Use python-dotenv for secrets and environment variables
As covered in the portability section, secrets and credentials must never appear in your code or in any file committed to version control. In Python, the standard solution is python-dotenv.
Add it as a dependency:
uv add python-dotenvCreate a .env file at the project root (and make sure it is listed in your .gitignore):
API_KEY="your-api-key-here"
DB_PASSWORD="your-db-password-here"
SHAREPOINT_DATA="/Users/yourname/YourOrg/ProjectName - Documents/data"Load the variables at the start of your main.py or wherever they are needed:
import os
from dotenv import load_dotenv
load_dotenv()
api_key = os.environ["API_KEY"]
db_password = os.environ["DB_PASSWORD"]A few things worth being deliberate about here. Using os.environ["KEY"] (with square brackets) rather than os.environ.get("KEY") means your code will raise a clear KeyError if the variable is not set, rather than silently returning None and potentially producing confusing errors downstream. Failing loudly and early is almost always better than failing quietly later.

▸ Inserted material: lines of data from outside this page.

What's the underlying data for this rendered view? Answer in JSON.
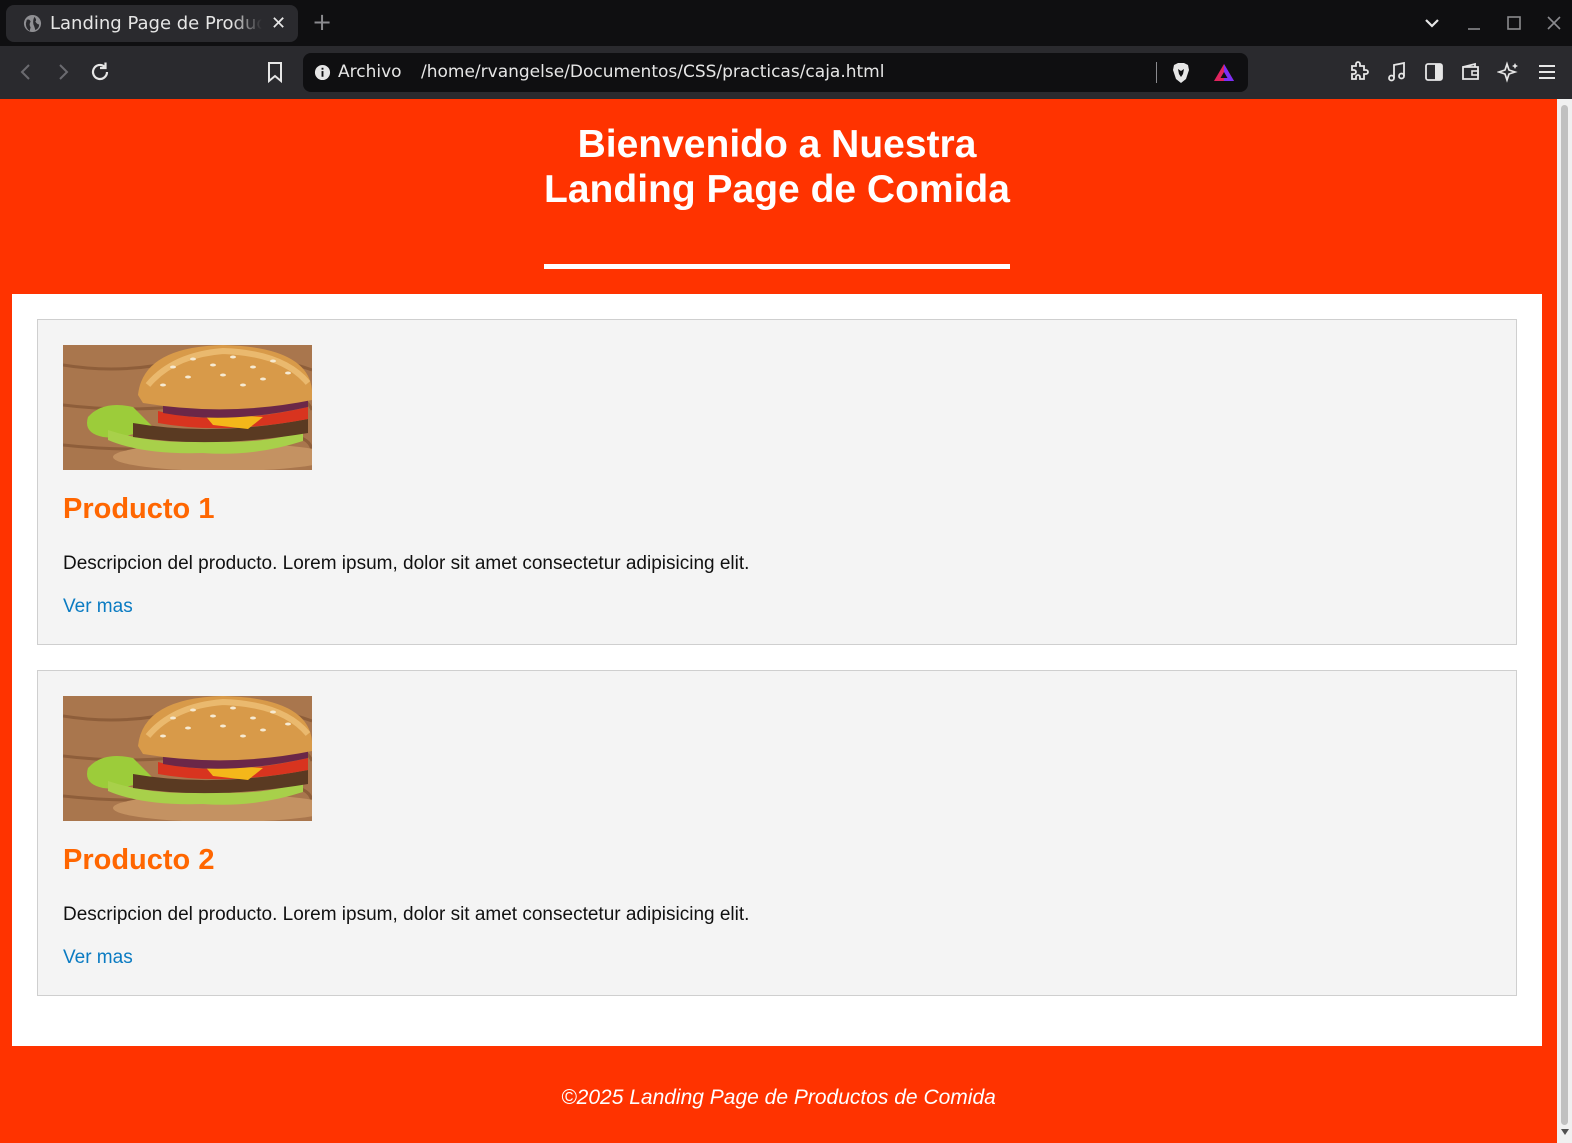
{
  "browser": {
    "tab_title": "Landing Page de Productos de Comida",
    "tab_close": "✕",
    "new_tab": "+",
    "url_label": "Archivo",
    "url": "/home/rvangelse/Documentos/CSS/practicas/caja.html"
  },
  "header": {
    "title": "Bienvenido a Nuestra Landing Page de Comida"
  },
  "products": [
    {
      "title": "Producto 1",
      "description": "Descripcion del producto. Lorem ipsum, dolor sit amet consectetur adipisicing elit.",
      "link": "Ver mas",
      "image": "burger-image"
    },
    {
      "title": "Producto 2",
      "description": "Descripcion del producto. Lorem ipsum, dolor sit amet consectetur adipisicing elit.",
      "link": "Ver mas",
      "image": "burger-image"
    }
  ],
  "footer": {
    "text": "©2025 Landing Page de Productos de Comida"
  },
  "colors": {
    "page_background": "#ff3300",
    "product_title": "#ff6600",
    "link": "#0a7bc2",
    "card_background": "#f4f4f4"
  }
}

Each collaborator maintains their own .env file with their own credentials. The file is never committed. The code itself only references the variable names, which means it is portable across every environment where those variables are defined.
Document the required environment variables in your README. A new collaborator should be able to read the README, create their .env file, run uv sync, and have everything working without needing to ask anyone what variables to set. That is the standard a well-set-up project should meet.
With these four practices in place (a src/ module layout, a main.py entry point, notebooks kept to their proper place, and secrets managed through environment variables) you have a project structure that is portable, traceable, and built to be understood by someone other than you. That is the standard worth aiming for.